Portrait of Rose
One Shot Review
Continuing my Single Shot Series, I am moving away from the purely photographic technique and instead exploring ways I work with the model. I've chosen the image called "Needing Headspace", conceptually showing a mad world through a look and a pose.
The most important activity is to build a rapport with any model to work with so that they understand the intent. Let's face it, some of us photographers can be out-going and shy at the same time, but if you want that perfect image, talking to them is so important.
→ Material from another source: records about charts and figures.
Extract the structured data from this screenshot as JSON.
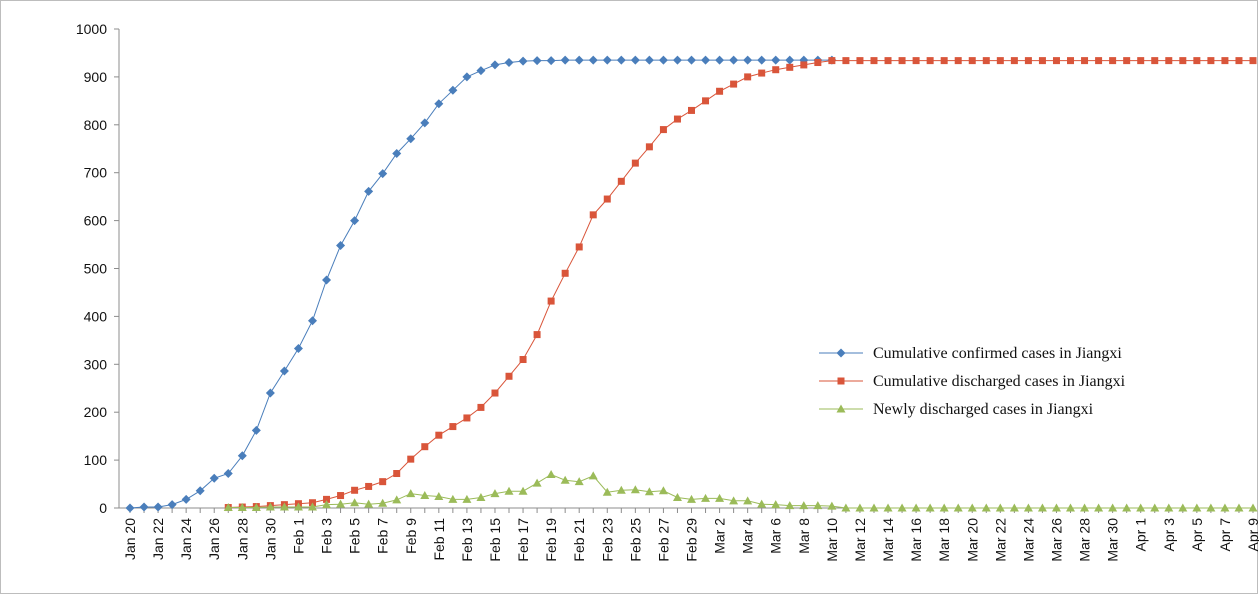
{
  "chart_data": {
    "type": "line",
    "ylim": [
      0,
      1000
    ],
    "yticks": [
      0,
      100,
      200,
      300,
      400,
      500,
      600,
      700,
      800,
      900,
      1000
    ],
    "xlabels": [
      "Jan 20",
      "Jan 22",
      "Jan 24",
      "Jan 26",
      "Jan 28",
      "Jan 30",
      "Feb 1",
      "Feb 3",
      "Feb 5",
      "Feb 7",
      "Feb 9",
      "Feb 11",
      "Feb 13",
      "Feb 15",
      "Feb 17",
      "Feb 19",
      "Feb 21",
      "Feb 23",
      "Feb 25",
      "Feb 27",
      "Feb 29",
      "Mar 2",
      "Mar 4",
      "Mar 6",
      "Mar 8",
      "Mar 10",
      "Mar 12",
      "Mar 14",
      "Mar 16",
      "Mar 18",
      "Mar 20",
      "Mar 22",
      "Mar 24",
      "Mar 26",
      "Mar 28",
      "Mar 30",
      "Apr 1",
      "Apr 3",
      "Apr 5",
      "Apr 7",
      "Apr 9"
    ],
    "x_start": "Jan 20",
    "x_end": "Apr 9",
    "grid": false,
    "legend_position": "right",
    "series": [
      {
        "name": "Cumulative confirmed cases in Jiangxi",
        "color": "#4a7ebb",
        "marker": "diamond",
        "start": "Jan 20",
        "values": [
          0,
          2,
          2,
          7,
          18,
          36,
          62,
          72,
          109,
          162,
          240,
          286,
          333,
          391,
          476,
          548,
          600,
          661,
          698,
          740,
          771,
          804,
          844,
          872,
          900,
          913,
          925,
          930,
          933,
          934,
          934,
          935,
          935,
          935,
          935,
          935,
          935,
          935,
          935,
          935,
          935,
          935,
          935,
          935,
          935,
          935,
          935,
          935,
          935,
          935,
          935
        ]
      },
      {
        "name": "Cumulative discharged cases in Jiangxi",
        "color": "#d9553a",
        "marker": "square",
        "start": "Jan 27",
        "values": [
          1,
          2,
          3,
          5,
          7,
          9,
          11,
          18,
          26,
          37,
          45,
          55,
          72,
          102,
          128,
          152,
          170,
          188,
          210,
          240,
          275,
          310,
          362,
          432,
          490,
          545,
          612,
          645,
          682,
          720,
          754,
          790,
          812,
          830,
          850,
          870,
          885,
          900,
          908,
          915,
          920,
          925,
          930,
          934,
          934,
          934,
          934,
          934,
          934,
          934,
          934,
          934,
          934,
          934,
          934,
          934,
          934,
          934,
          934,
          934,
          934,
          934,
          934,
          934,
          934,
          934,
          934,
          934,
          934,
          934,
          934,
          934,
          934,
          934
        ]
      },
      {
        "name": "Newly discharged cases in Jiangxi",
        "color": "#9bbb59",
        "marker": "triangle",
        "start": "Jan 27",
        "values": [
          1,
          1,
          1,
          2,
          2,
          2,
          2,
          7,
          8,
          11,
          8,
          10,
          17,
          30,
          26,
          24,
          18,
          18,
          22,
          30,
          35,
          35,
          52,
          70,
          58,
          55,
          67,
          33,
          37,
          38,
          34,
          36,
          22,
          18,
          20,
          20,
          15,
          15,
          8,
          7,
          5,
          5,
          5,
          4,
          0,
          0,
          0,
          0,
          0,
          0,
          0,
          0,
          0,
          0,
          0,
          0,
          0,
          0,
          0,
          0,
          0,
          0,
          0,
          0,
          0,
          0,
          0,
          0,
          0,
          0,
          0,
          0,
          0,
          0
        ]
      }
    ]
  }
}
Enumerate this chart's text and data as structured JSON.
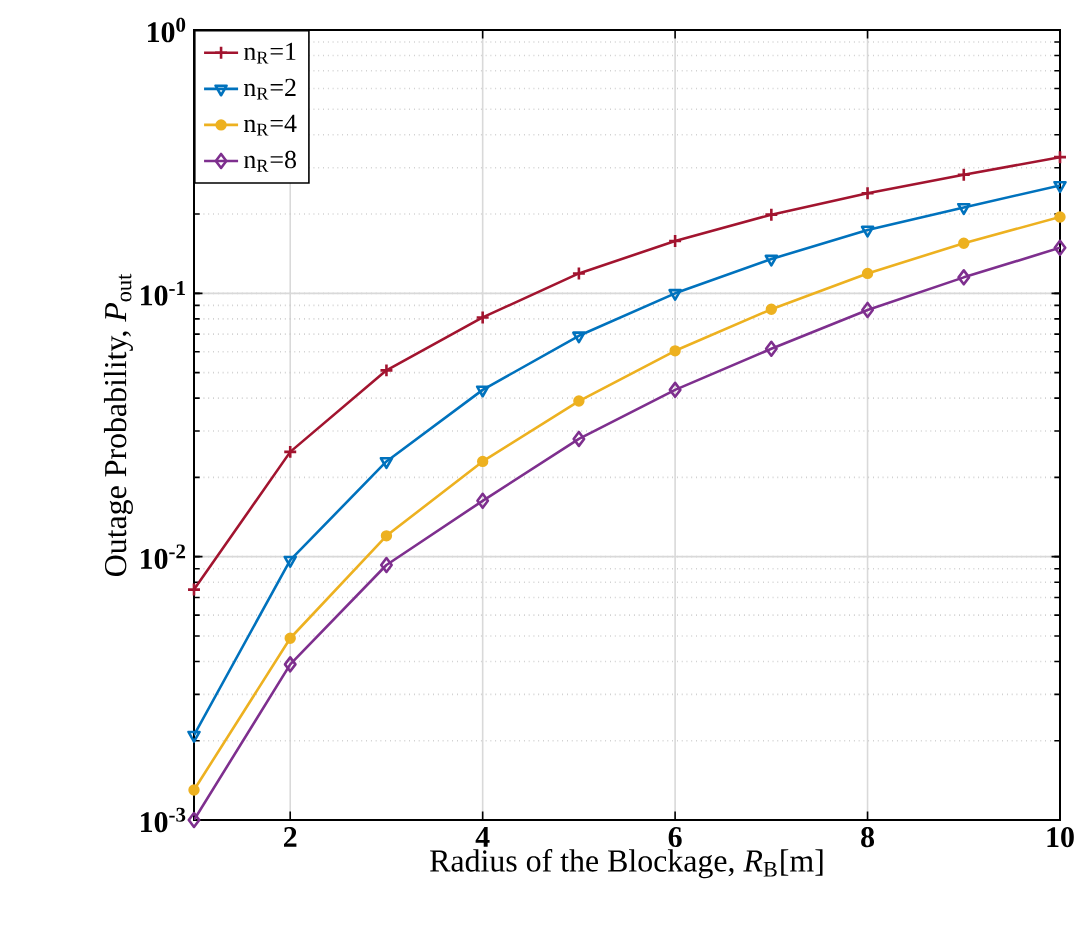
{
  "chart_data": {
    "type": "line",
    "xlabel": "Radius of the Blockage, *R*$_{B}$[m]",
    "ylabel": "Outage Probability, *P*$_{out}$",
    "x": [
      1,
      2,
      3,
      4,
      5,
      6,
      7,
      8,
      9,
      10
    ],
    "series": [
      {
        "name": "n$_{R}$=1",
        "color": "#a2142f",
        "marker": "cross",
        "values": [
          0.0075,
          0.025,
          0.051,
          0.081,
          0.119,
          0.158,
          0.199,
          0.24,
          0.282,
          0.329
        ]
      },
      {
        "name": "n$_{R}$=2",
        "color": "#0072bd",
        "marker": "triangle",
        "values": [
          0.0021,
          0.0097,
          0.023,
          0.043,
          0.069,
          0.1,
          0.135,
          0.174,
          0.212,
          0.257
        ]
      },
      {
        "name": "n$_{R}$=4",
        "color": "#edb120",
        "marker": "circle",
        "values": [
          0.0013,
          0.0049,
          0.012,
          0.023,
          0.039,
          0.0605,
          0.087,
          0.119,
          0.155,
          0.195
        ]
      },
      {
        "name": "n$_{R}$=8",
        "color": "#7e2f8e",
        "marker": "diamond",
        "values": [
          0.001,
          0.0039,
          0.0093,
          0.0163,
          0.028,
          0.043,
          0.0616,
          0.0865,
          0.115,
          0.149
        ]
      }
    ],
    "xlim": [
      1,
      10
    ],
    "xticks": [
      2,
      4,
      6,
      8,
      10
    ],
    "ylim": [
      0.001,
      1
    ],
    "yticks": [
      {
        "value": 0.001,
        "label": "10$^{-3}$"
      },
      {
        "value": 0.01,
        "label": "10$^{-2}$"
      },
      {
        "value": 0.1,
        "label": "10$^{-1}$"
      },
      {
        "value": 1,
        "label": "10$^{0}$"
      }
    ],
    "log": "y",
    "grid": true,
    "legend": "top left",
    "line_style": "solid"
  }
}
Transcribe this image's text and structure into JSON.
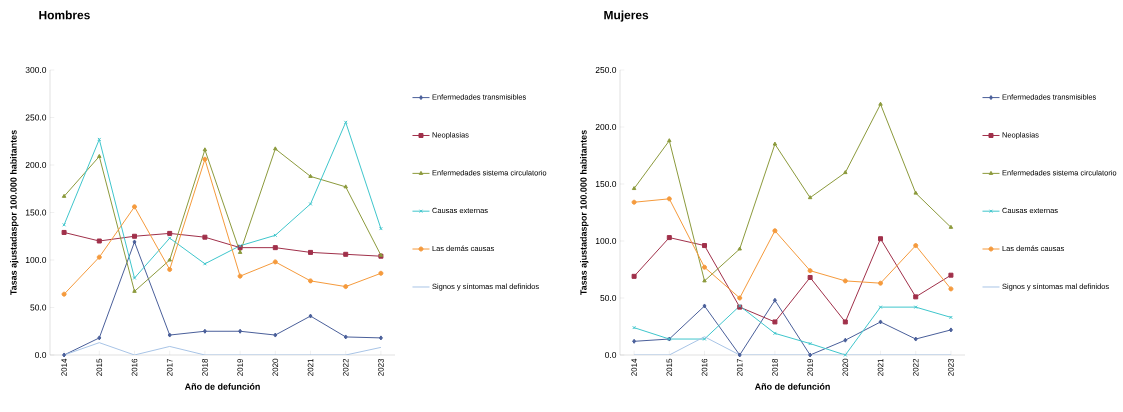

My intent of the image was simple. I wanted to capture the humanity of Diane Arbus and the flare and beauty of the Paris candid portraits of Brassaï. I asked Rose to pose as if she was stressed or even a little bit mad. (Note to self: not sure she had to do too much out of the norm for her to look mad, or is that me?) The result speaks volumes to her ability to understand my intent and get into the process of creating the photo.
Technically, the image setup used a classic portrait method. The studio had near-perfect lighting, coming from three large windows to the right of Rose that provides soft natural lighting with no harsh shadows. The backdrop I chose was olive green paper. I really like paper backdrops as they have a lovely texture, being a soft mottled pattern, which works for both close crop work and full-body shots.
The film used was Fomapan 200 Creative shot at EI 200 and my favourite portrait film. It gives a beautiful result. The final image was printed in the darkroom and scanned with only sharping adjustments. To match the film, I used Fomaspeed RC paper, printed at grade 2.5 to get the best out of it. As seen in the final shot, which was straight out of the scanner without any corrections, the lighting was perfect in, getting the style I wanted.
I can state more clearly the importance of communication between you and the model. Before the shoot, I met with Rose to take her through what I wanted from it and asked her how she might help me get great results. I have worked with many photographers that simply ignore the model when planning things, and while it may work, it is more likely to end up being hard work to get things done.